The clear shadow of the requirement of companies to revaluation of assets/transparency in the recognition of profit

According to Tejarat News, Majid Eshghi, the head of the Stock Exchange Organization, announced today: The Stock Exchange and Securities Organization has submitted a proposal to the parliament regarding the country’s five-year plan law, according to which the revaluation of all classes of assets will be required for companies registered with the Stock Exchange Organization.
Positive effects of revaluation for companies
Alireza Tajbr, a capital market expert, said regarding the effects of the capital increase process of companies through the revaluation method: “Revaluation of companies is the right thing to do, especially in the current inflationary conditions in which the country’s economy is caught. Revaluation of assets makes the costs of companies, including the cost of depreciation, seem more realistic. The realization of the depreciation cost prevents the outflow of cash from the company. Therefore, self-reevaluation is the right thing to do.”
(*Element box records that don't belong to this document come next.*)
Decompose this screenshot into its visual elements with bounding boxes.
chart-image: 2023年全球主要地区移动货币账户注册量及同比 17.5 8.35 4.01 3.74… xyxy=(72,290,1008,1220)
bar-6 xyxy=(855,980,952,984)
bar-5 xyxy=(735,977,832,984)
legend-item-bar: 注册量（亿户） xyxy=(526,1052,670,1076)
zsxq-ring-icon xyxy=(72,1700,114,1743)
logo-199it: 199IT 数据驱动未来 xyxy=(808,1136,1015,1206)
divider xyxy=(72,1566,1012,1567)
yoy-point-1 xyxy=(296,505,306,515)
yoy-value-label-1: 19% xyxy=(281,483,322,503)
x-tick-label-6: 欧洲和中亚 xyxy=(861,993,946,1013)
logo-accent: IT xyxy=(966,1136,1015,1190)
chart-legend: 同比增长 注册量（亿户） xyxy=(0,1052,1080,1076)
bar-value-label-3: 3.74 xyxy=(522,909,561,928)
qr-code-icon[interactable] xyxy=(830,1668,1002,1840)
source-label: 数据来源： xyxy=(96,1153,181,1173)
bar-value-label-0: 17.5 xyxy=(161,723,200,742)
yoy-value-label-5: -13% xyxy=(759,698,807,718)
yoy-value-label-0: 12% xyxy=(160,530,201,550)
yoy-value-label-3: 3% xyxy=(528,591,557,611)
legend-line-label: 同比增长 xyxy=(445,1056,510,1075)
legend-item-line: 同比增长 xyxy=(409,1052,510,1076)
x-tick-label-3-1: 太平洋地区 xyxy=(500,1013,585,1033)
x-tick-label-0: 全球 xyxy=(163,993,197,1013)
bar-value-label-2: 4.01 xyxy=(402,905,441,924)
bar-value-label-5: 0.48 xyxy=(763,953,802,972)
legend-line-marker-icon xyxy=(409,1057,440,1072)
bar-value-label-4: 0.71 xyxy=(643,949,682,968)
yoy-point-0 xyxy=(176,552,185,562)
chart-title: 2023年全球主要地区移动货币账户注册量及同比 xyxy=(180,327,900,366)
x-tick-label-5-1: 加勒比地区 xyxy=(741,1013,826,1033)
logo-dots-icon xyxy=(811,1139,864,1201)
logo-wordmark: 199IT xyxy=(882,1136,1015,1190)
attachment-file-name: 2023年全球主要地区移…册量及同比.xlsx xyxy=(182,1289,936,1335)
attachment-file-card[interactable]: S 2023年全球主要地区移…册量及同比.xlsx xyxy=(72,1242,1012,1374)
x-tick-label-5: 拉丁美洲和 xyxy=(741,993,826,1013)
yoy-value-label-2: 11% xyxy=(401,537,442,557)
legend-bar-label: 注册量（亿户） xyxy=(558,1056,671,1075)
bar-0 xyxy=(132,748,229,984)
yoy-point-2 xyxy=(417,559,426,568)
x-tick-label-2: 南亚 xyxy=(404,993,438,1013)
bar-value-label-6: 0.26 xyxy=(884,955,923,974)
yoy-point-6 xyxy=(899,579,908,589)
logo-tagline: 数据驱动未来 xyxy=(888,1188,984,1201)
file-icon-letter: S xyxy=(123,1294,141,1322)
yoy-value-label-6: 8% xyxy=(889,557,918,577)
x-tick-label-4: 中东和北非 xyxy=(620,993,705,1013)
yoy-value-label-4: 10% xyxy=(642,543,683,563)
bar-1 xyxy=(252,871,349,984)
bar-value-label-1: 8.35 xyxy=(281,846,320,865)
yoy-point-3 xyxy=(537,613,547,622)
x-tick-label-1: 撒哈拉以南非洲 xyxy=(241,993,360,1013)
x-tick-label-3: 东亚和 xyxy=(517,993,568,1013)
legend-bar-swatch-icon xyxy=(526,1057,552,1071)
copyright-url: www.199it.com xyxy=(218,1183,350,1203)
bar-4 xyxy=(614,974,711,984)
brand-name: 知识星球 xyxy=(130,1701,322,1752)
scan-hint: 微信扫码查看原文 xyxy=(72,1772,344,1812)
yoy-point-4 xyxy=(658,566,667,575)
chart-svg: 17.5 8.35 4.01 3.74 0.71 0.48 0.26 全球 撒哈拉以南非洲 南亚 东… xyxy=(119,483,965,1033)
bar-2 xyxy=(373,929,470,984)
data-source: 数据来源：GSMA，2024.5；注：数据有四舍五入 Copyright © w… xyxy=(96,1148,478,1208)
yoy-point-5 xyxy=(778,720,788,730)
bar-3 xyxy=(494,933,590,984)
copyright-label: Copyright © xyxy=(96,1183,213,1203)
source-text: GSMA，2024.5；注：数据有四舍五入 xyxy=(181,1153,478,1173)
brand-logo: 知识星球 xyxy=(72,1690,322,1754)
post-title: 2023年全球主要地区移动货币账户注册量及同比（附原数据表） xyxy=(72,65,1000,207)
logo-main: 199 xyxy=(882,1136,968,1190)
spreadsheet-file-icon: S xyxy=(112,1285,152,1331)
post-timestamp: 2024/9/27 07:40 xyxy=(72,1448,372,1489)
Why do some companies avoid revaluation?
Tajbr continued: “In the meantime, many company managers have a short-term view of one year and two years. Therefore, they try to achieve the highest profit during the time they are in charge of the company. “Some company managers avoid revaluation of assets for the reason that revaluation causes the company’s profits to be lower in the short term.”
More precisely, the process of increasing capital through revaluation causes a decrease in equity and, accordingly, assets in the company’s balance sheet. This will increase the return on equity (ROE). The ROE formula is obtained from the net profit divided by the shareholders’ equity. When the company does not enter the revaluation process, the shareholders’ equity becomes a small number and the ROE becomes a high number, and the CEO can defend the company’s performance in the forums based on the high ROE number.
The effect of revaluation of assets on stocks
But can revaluation with a decreasing effect on companies’ profits cause negative market sentiment? In this regard, Tajbr stated with this question: “One of the methods of valuing companies is based on annual dividend. From this point of view, the revaluation will have an effect on the stock price of a company with a decreasing effect on the dividends of companies in the short term. On the other hand, with this capital increase, the number of shares of the company will be diluted and the possibility of price increase will increase.
This capital market expert added: “Finally, revaluation is something that should be done. Companies are facing severe inflationary conditions and the cost and current value of assets in financial statements are not real. In order to make them real and to adapt these things to the current conditions of the country’s economy, the process of re-evaluation must be done.
Tajbr added: “Although the revaluation is a positive step for the capital market, the main problem of the Tehran Stock Exchange is rooted elsewhere. “Unfortunately, there are other factors that have fueled the downward trend of the market.”